Subsequently, Congress passed legislation to exempt cost-of-living increases from those mandatory cuts, but that didn't end efforts to target COLAs as part of the budget process. In an effort to reduce the budget, President Clinton convinced Congress to delay the start date of cost-of-living adjustment payouts to federal retirees, so COLAs took effect in April instead of January from 1994 to 1996.
COLAs could have been a tempting target this year. President Obama said in his budget that he was proposing a 2 percent pay increase for current federal employees as a belt-tightening measure, and the cost of extending benefits for federal employees became a factor in the debate over the House's passage of the 2009 Federal Employees Paid Parental Leave Act last week. The National Active and Retired Federal Employees Association in 2008 said it would monitor Congress closely for any efforts to target retiree benefits as a way to close gaps in the budget.
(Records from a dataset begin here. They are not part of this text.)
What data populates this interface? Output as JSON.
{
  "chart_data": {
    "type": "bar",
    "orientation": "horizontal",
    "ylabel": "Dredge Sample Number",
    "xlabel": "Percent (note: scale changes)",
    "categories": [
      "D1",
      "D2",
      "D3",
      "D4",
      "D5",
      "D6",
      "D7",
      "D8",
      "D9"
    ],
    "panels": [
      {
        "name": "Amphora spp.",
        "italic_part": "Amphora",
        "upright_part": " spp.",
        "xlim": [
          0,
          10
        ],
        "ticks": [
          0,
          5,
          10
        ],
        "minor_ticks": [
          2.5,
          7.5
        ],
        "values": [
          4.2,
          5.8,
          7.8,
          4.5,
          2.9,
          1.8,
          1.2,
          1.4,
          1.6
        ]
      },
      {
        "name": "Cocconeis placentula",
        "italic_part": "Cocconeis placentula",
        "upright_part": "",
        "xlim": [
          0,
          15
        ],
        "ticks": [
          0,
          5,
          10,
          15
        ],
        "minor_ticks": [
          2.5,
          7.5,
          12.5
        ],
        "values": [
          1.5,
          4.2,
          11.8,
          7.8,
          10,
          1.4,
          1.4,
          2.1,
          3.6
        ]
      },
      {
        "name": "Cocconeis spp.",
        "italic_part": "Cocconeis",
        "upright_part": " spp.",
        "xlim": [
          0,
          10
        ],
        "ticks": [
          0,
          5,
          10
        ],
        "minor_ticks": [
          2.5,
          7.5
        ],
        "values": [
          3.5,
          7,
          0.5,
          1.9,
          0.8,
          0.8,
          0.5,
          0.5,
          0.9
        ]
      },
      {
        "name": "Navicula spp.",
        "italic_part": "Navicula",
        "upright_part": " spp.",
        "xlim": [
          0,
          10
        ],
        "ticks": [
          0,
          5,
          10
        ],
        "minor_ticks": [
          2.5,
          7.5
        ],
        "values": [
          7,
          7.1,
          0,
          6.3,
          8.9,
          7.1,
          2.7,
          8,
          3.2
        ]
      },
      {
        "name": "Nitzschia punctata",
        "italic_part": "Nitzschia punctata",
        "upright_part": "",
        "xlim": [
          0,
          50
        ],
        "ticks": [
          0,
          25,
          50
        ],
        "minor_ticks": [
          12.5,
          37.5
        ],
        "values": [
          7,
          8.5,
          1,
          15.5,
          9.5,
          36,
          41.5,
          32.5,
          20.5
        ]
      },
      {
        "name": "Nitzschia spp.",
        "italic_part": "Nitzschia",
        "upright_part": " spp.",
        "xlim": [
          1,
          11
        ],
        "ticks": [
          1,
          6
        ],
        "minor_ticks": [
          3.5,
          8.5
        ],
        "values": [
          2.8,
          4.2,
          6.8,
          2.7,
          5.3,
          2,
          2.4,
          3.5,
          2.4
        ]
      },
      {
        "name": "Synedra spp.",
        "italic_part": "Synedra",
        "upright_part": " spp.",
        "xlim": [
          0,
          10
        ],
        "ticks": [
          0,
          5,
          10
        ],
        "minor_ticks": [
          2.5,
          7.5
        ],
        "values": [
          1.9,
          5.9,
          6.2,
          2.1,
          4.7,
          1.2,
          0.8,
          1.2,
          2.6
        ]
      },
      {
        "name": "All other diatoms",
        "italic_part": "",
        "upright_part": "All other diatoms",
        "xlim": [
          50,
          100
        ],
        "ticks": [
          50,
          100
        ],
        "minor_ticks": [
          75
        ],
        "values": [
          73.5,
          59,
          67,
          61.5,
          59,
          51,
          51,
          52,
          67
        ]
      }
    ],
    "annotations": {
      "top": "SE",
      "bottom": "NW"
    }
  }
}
But there may not be an automatic increase for Congress to target at all in the fiscal 2010 budget process. Feds can take some consolation in one fact: their annual cost-of-living adjustments are not allowed to be negative. So even if the Consumer Price Index falls, the government cannot reduce COLA payments to federal retirees. So even in a bad economy, it's possible to come out a little bit ahead.